In modern microservices, the emerging pattern is one of the “service mesh.” A named service is recognized on the network, and that service’s connectivity is governed by rules we refer to as a networking intention. “Service A” can talk to “Service B” under certain conditions. Those conditions may include enforcement of mTLS or be limited by time of day (for example). The idea is that networking becomes explicitly responsive to the application requesting connectivity rather than blindly allowing traffic over known IPs.
Naturally, there are IPs behind the service names, but they may be moving around quite a bit, so the stable property to base a rule around favors a name. The above picture illustrates a networking intention.
The hope is to leverage this intention to drive downstream networking automation. What happens if a cluster of EC2 instances dies and is resurrected someplace else?

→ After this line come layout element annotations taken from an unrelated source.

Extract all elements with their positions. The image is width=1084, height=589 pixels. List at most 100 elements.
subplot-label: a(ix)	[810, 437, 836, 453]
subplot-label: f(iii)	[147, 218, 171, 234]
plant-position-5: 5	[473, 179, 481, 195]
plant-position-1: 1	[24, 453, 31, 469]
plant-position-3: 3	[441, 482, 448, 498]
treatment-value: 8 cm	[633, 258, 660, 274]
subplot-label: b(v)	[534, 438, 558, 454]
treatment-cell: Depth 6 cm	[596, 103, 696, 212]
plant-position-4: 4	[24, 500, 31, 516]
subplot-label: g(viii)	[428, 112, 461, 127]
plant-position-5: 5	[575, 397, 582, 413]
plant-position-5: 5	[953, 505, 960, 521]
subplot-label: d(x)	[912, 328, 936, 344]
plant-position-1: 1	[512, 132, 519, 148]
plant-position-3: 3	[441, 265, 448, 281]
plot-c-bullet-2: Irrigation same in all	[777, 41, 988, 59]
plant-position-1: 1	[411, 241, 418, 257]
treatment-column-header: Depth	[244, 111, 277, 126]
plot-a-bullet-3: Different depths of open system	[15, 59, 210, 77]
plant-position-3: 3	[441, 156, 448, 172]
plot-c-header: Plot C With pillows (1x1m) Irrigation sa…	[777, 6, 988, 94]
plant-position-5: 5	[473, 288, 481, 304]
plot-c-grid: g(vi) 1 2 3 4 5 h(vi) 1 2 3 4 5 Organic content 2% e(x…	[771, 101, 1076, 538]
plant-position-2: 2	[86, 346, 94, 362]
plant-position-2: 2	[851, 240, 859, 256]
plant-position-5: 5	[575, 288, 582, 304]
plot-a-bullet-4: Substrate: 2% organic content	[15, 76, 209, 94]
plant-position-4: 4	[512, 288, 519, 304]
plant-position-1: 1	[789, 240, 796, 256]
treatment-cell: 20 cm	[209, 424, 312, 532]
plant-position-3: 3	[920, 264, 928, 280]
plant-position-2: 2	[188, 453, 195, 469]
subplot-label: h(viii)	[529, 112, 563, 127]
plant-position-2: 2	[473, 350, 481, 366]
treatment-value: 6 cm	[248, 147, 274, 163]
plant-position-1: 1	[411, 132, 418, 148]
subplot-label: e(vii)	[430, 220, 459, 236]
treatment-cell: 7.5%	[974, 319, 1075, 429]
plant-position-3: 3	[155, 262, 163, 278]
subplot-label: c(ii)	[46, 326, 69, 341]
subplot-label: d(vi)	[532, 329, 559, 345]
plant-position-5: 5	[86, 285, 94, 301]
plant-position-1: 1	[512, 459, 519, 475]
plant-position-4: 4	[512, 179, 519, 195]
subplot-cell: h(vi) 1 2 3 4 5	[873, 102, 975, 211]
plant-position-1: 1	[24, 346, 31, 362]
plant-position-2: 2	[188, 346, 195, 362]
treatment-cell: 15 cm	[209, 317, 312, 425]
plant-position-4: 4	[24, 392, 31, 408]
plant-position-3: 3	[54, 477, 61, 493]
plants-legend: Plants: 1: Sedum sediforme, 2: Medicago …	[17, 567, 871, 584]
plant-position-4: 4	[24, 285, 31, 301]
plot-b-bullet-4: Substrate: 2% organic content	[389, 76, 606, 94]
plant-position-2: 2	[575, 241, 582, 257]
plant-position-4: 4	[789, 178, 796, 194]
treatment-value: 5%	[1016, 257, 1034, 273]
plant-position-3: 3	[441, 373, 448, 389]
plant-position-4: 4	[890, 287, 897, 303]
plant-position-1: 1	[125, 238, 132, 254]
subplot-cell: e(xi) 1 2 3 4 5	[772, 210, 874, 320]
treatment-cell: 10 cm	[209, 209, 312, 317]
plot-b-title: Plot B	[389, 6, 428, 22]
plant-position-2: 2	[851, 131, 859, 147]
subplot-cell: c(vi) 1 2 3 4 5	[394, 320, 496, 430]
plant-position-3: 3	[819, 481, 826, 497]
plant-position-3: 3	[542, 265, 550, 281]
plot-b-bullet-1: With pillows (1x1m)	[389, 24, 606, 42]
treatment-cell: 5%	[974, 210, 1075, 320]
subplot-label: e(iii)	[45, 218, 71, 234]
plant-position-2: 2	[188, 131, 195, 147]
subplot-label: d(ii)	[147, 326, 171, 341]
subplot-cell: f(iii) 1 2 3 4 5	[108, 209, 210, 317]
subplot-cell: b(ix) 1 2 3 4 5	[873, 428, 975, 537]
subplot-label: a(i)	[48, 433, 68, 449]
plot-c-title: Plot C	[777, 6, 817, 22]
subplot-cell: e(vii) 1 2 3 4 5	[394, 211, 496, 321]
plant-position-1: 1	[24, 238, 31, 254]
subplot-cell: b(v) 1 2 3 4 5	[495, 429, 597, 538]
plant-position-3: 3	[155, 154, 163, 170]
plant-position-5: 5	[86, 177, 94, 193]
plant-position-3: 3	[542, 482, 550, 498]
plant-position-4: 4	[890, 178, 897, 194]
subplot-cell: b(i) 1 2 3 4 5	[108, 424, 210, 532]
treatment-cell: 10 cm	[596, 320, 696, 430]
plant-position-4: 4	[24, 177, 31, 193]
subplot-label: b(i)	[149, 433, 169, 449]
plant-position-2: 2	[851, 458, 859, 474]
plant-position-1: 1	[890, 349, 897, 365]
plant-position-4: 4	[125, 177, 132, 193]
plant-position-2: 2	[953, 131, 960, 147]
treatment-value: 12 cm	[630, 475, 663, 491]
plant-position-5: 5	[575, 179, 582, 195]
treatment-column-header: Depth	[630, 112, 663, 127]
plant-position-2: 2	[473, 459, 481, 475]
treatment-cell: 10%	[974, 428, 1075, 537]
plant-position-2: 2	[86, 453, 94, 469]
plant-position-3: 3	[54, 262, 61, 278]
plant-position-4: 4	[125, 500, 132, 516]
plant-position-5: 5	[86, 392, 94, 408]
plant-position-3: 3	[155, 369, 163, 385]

Not only do I want the services to be able to wire themselves back into the mesh, but I would also like to inform load-balancers and firewalls of changes they need to be aware of.
While all of these topics warrant a deeper dive, for this missive, we argue that the platform team should be able to “vend” networking in response to an intention. Similar to the above services, submit an intention, allow the team or machine to assess it for policy and security, then grant the changes based on trust. Once again, the ripple effects of such a workflow are immense. Only traffic from known and trusted services is allowed, significantly limiting network transgression opportunities for attackers, while responsiveness to change in the network is greatly improved.
Conclusion
The pattern of brokered delivery of IT is consistent with slight variations based on the kind of service being delivered (authZ policy, infrastructure code, policy code, networking intention, etc.). While we continue to go deeper into these topics, we can apply the same pattern to every aspect of IT. Application build and deployment intentions (CI/CD, PaaS, YAML), quality intentions (QA), data intentions (ETL), privileged access management (PAM), and more. The point is that without some form of “producer-consumer” model in team structure, this all becomes overwhelming at scale. The advent of a central cloud platform team structure provides a basis to extend these core services with consistency, speed, and improved quality controls (observability, audit, cost, change).
Considering your path into the multiverse of cloud madness, consider team structure and consumption patterns first. By doing so, shared responsibilities are clarified, and measures become easier to see and manage.